Conservative groups, such as the Club for Growth, which spent about $200,000 to support Lee in his race against former Sen. Bob Bennett in the 2010 Utah Republican primary, are pulling for DeMint.

“We would be very supportive of DeMint being on the committee,” said Andrew Roth, vice president of government affairs at the Club for Growth.

Roth said the resignation of Sen. John Ensign (R-Nev.) and the retirement of Sen. Jon Kyl (R-Ariz.) at the end of next year means “that committee is going to be starving for true fiscal conservatives, and I think only Jim DeMint matches that.”

“With corporate tax reform being a hot topic over the next several months or year, we need him on the committee,” Roth said.

Sen. Chuck Grassley (R-Iowa), the former chairman of the panel, said it would be a good idea to tap DeMint.

“He has a sound tax policy,” Grassley said. “I’m kind of glad when you get good, sound economic people on the committee.”

Sens. Bob Corker (R-Tenn.) and Mike Johanns (R-Neb.) are also vying for the seat on Finance, according to GOP aides.

DeMint has more seniority than both those lawmakers.

Corker and Johanns are closer to McConnell, but their conservative credentials are not as strong.

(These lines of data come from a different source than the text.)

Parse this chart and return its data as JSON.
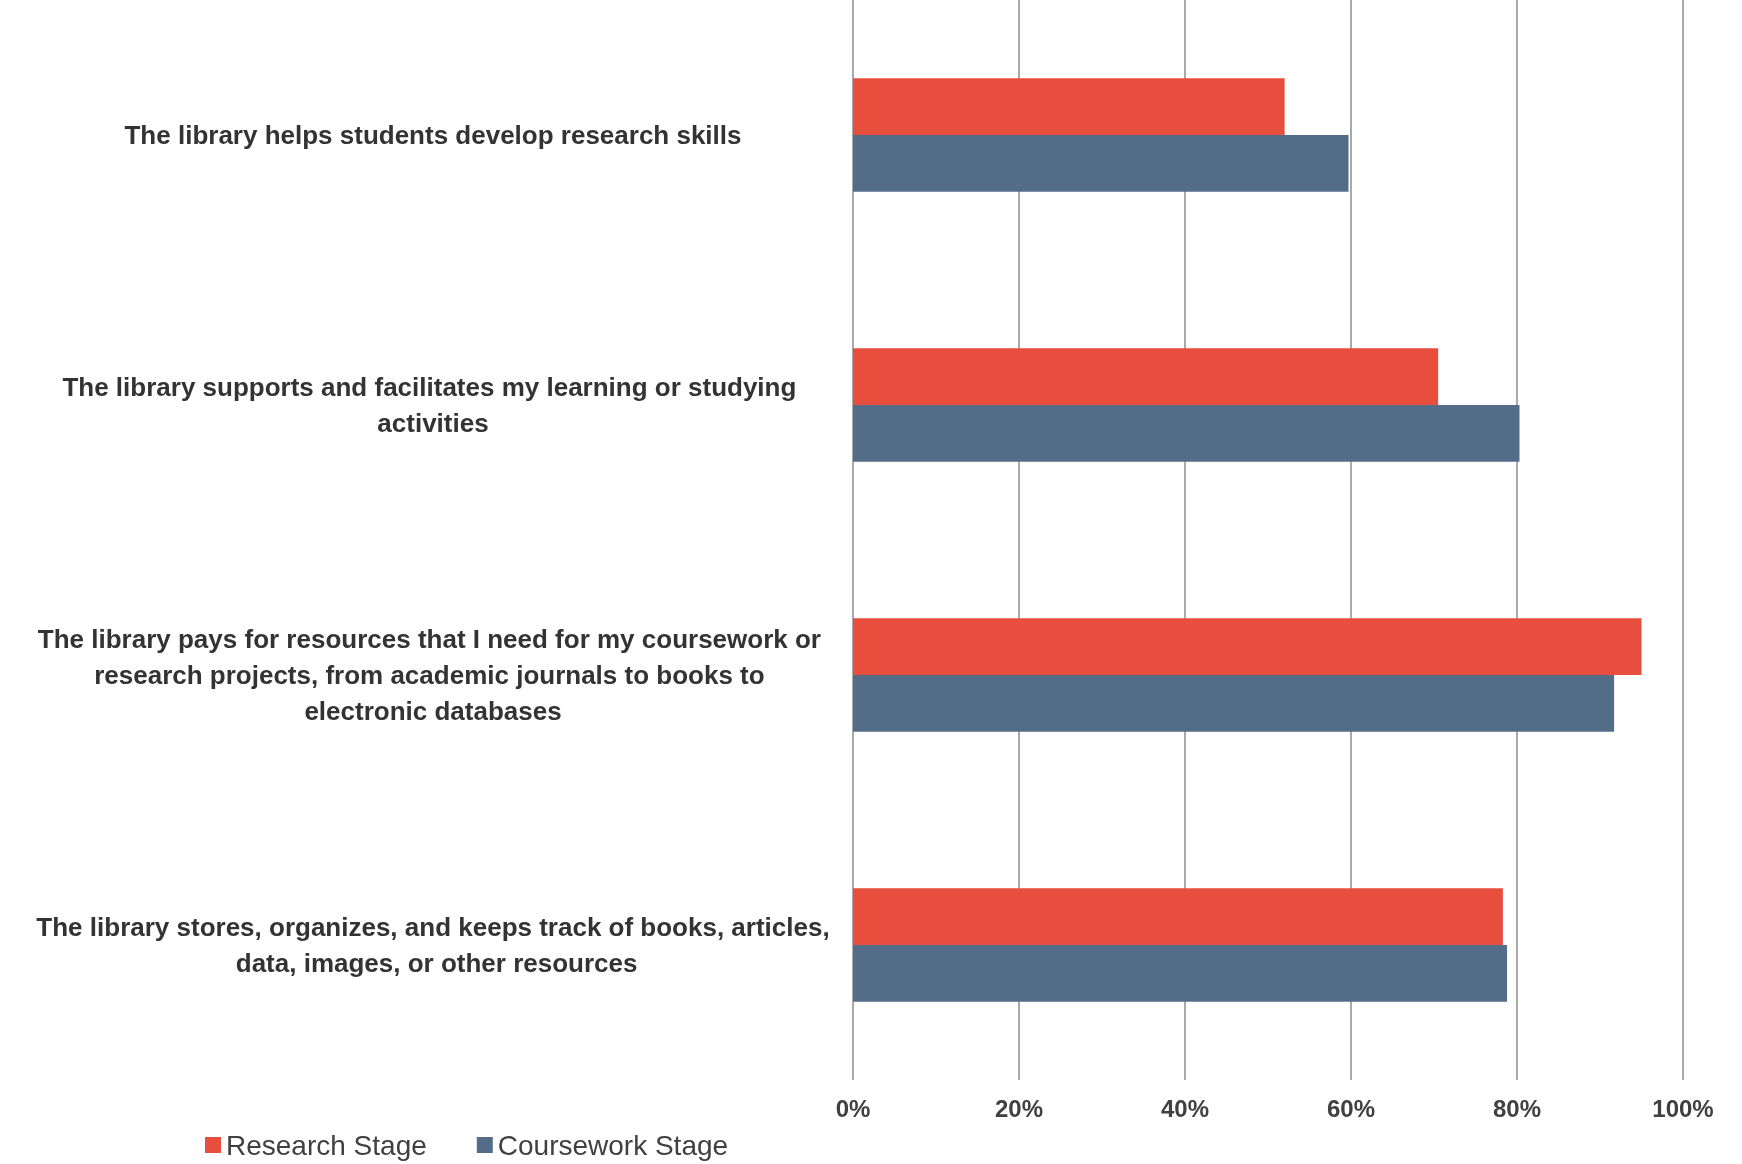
{
  "chart_data": {
    "type": "bar",
    "orientation": "horizontal",
    "categories": [
      "The library helps students develop research skills",
      "The library supports and facilitates my learning or studying activities",
      "The library pays for resources that I need for my coursework or research projects, from academic journals to books to electronic databases",
      "The library stores, organizes, and keeps track of books, articles, data, images, or other resources"
    ],
    "series": [
      {
        "name": "Research Stage",
        "color": "#e84e3d",
        "values": [
          52,
          70.5,
          95,
          78.3
        ]
      },
      {
        "name": "Coursework Stage",
        "color": "#536d88",
        "values": [
          59.7,
          80.3,
          91.7,
          78.8
        ]
      }
    ],
    "xlim": [
      0,
      100
    ],
    "xticks": [
      {
        "value": 0,
        "label": "0%"
      },
      {
        "value": 20,
        "label": "20%"
      },
      {
        "value": 40,
        "label": "40%"
      },
      {
        "value": 60,
        "label": "60%"
      },
      {
        "value": 80,
        "label": "80%"
      },
      {
        "value": 100,
        "label": "100%"
      }
    ],
    "grid": "x",
    "legend": "bottom left"
  }
}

The Club for Growth gives DeMint a 100 percent lifetime rating, compared to a 90 percent rating for Johanns and a 78 percent rating for Corker.

The American Conservative Union gives DeMint a 98.7 percent lifetime rating. Corker and Johanns received ratings of 85.5 and 87.5 percent, respectively, from the group.

One GOP source who supports Johanns questioned the relevance of these ratings.

“Is the level of your conservatism a barometer of getting committee assignments?” the source said.

Johanns has expressed his interest in the Finance post and has taken leadership roles on tax policy and entitlement reform by spearheading the fight to repeal the 1099 tax-reporting requirement in the healthcare reform law and circulating a letter with Sen. Michael Bennet (D-Colo.) pressing President Obama to tackle entitlement reform.

Sen. Richard Burr (R-N.C.), another senator thought to be in the running for the Finance seat, has said he is happy with his current committee assignments.

Sen. Johnny Isakson (R-Ga.), whose name was in the mix for one of the two open seats on Finance earlier this year, withdrew his name from consideration last week because he is a member of the Senate Ethics Committee, which investigated Ensign prior to his resignation.